Features
On this page
- Sync CluedIn Data Sources
- Auto-Map CluedIn Data Sets
- Poll CluedIn Data Sources
- Sync CluedIn Streams
- Monitor Events
- Sync Purview glossaries to CluedIn vocabularies
- Sync CluedIn Vocabularies to Purview Glossary Terms
- Sync Purview Glossary Terms to CluedIn Glossary Terms
- Sync CluedIn Crawlers and Enrichers
- Azure Data Factory pipeline Automation
This article describes the Microsoft Purview integration features.
Sync CluedIn Data Sources
When this feature is enabled, CluedIn fetches all Microsoft Purview asset entities from Purview to create data source groups and their respective data sources. The data source groups can be viewed in Integrations > Data Sources. The CluedIn Purview integration components create Purview assets under a single root collection.
CluedIn creates a lineage when one or more data sets are created within a data source associated with a Purview asset entity previously created via the Sync CluedIn Data Sources feature. The Ingest Data process displays data flow from the Microsoft Purview asset entity to a newly created or updated Microsoft Purview data set entity. The Microsoft Purview data set entity represents the CluedIn data set with its populated column names.
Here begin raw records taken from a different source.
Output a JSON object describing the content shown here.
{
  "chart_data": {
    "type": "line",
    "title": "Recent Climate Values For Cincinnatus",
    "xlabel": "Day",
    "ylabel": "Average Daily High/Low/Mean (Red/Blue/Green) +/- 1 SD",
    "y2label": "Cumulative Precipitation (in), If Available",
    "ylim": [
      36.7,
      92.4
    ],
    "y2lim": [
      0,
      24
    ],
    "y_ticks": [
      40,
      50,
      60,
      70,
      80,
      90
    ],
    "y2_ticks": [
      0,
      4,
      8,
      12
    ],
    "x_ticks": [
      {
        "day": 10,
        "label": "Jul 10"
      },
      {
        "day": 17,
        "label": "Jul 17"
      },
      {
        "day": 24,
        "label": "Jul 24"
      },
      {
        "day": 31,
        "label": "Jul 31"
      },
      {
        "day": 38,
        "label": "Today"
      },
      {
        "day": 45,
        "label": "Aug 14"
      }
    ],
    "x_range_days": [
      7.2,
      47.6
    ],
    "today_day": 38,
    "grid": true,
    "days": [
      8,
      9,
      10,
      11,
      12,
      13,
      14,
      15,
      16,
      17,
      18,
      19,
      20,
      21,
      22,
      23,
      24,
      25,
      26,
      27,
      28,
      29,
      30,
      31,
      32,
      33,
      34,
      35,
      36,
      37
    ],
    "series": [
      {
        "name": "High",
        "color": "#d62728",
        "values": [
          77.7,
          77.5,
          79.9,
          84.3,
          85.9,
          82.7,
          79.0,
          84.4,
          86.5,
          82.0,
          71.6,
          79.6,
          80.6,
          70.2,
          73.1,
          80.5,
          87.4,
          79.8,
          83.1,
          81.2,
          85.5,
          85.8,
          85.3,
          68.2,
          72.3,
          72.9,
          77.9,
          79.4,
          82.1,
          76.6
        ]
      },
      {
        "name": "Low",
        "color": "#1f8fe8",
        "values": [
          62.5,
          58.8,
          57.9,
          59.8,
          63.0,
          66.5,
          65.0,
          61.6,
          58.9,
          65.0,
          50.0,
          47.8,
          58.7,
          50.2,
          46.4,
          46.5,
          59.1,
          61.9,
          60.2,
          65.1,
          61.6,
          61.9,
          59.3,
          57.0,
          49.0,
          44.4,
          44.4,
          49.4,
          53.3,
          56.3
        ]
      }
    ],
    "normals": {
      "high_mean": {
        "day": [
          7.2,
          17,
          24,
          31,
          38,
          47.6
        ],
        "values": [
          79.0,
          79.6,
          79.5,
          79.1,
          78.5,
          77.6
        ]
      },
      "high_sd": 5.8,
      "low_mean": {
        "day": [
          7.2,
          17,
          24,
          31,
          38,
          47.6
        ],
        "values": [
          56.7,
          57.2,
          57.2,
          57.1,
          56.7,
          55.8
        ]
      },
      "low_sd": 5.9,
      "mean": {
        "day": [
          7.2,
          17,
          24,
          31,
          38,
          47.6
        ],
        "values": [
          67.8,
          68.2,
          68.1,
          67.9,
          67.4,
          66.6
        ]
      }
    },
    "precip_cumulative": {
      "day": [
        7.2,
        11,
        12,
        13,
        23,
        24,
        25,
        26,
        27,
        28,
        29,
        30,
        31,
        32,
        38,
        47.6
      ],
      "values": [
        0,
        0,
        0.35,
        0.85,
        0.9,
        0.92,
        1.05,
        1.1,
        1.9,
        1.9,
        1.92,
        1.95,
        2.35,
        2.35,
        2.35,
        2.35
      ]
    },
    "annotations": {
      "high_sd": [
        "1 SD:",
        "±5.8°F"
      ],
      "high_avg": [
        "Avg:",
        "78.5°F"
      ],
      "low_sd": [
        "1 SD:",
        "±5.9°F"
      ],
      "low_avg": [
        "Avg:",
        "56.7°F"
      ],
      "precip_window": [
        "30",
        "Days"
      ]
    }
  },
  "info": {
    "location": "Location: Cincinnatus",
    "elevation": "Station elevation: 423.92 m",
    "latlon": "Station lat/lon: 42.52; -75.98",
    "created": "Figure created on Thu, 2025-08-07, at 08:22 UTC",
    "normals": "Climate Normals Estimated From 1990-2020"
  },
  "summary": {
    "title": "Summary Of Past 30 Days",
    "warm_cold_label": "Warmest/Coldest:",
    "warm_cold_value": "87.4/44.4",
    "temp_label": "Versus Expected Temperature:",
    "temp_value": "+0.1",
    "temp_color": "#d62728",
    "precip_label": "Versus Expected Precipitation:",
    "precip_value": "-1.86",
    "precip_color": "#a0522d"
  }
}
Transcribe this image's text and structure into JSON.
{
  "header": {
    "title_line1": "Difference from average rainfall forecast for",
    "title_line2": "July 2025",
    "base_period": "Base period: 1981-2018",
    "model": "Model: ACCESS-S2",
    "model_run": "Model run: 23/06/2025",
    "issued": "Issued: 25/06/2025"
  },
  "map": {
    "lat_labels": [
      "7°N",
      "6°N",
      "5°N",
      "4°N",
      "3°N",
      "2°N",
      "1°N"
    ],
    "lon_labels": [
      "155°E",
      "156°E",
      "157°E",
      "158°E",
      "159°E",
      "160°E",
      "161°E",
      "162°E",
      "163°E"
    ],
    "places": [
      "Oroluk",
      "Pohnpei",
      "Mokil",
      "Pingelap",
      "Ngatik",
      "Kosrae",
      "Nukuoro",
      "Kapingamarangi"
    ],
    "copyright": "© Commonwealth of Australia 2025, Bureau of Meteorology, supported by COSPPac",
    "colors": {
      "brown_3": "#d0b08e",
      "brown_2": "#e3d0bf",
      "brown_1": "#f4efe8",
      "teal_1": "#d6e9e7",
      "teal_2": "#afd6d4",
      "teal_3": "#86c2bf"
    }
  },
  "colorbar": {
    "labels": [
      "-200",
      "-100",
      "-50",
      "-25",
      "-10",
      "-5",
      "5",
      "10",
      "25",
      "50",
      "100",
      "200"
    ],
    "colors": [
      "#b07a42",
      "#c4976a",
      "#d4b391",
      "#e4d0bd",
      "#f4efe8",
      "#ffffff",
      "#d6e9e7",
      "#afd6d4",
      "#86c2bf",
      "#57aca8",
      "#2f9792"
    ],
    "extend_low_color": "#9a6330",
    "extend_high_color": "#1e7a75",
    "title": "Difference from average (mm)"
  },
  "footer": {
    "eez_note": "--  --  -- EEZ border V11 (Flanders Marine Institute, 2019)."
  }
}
Data sets in CluedIn with a mapping of at least one property to a CluedIn entity type results in both the CluedIn entity and the Map to Entity process being created in Purview. The Map to Entity process connects the CluedIn data set to the CluedIn entity type under the assets lineage tab.
The following image shows an example of a data set lineage.
Background processes in CluedIn detect changes in CluedIn data sets and their respective mapping. These changes are synchronized with the existing Microsoft Purview data set assets.
Auto-Map CluedIn Data Sets
This feature auto-maps data sets to a vocabulary matching the Purview asset’s glossary term. The feature applies to data sets tied to Purview asset and has Purview glossary terms assigned to either the Purview asset itself or the schema columns.
The Purview glossary terms used by the Purview assets must first be added as CluedIn vocabularies. If the vocabulary (made from Purview glossary terms) is available, the data set is automatically mapped to the right vocabulary.
If the CluedIn data set column name matches an existing vocabulary key of the given vocabulary, the vocabulary key data type is used instead of the Purview entity’s schema. If the CluedIn data set column name does not match any existing vocabulary key of the given vocabulary, it will create a new vocabulary key for the vocabulary. The data type of the vocabulary key is determined from the Purview entity’s schema.
The default data type is text when no suitable data type in CluedIn is found.
Sync interval applies to this feature.
Poll CluedIn Data Sources
This feature differs from Sync CluedIn Data Sources by updating the existing data set entities on Microsoft Purview lineages without having to sync new data sources on Microsoft Purview back to CluedIn. Data quality metrics for the associated data sources in CluedIn are also synced back to Microsoft Purview lineages this way.
Sync CluedIn Streams
A background processing in CluedIn synchronizes streams and their respective export connector as assets in Purview. These assets show outbound lineage from CluedIn entity types to the export target.
Monitor Events
CluedIn updates Microsoft Purview entities when specific actions are carried out by a user in CluedIn. The supported actions are as follows:
-
Adding or removing a CluedIn data source or enrichers.
-
Adding, updating, reprocessing or removing a CluedIn stream.
-
Adding, updating or removing a CluedIn export target.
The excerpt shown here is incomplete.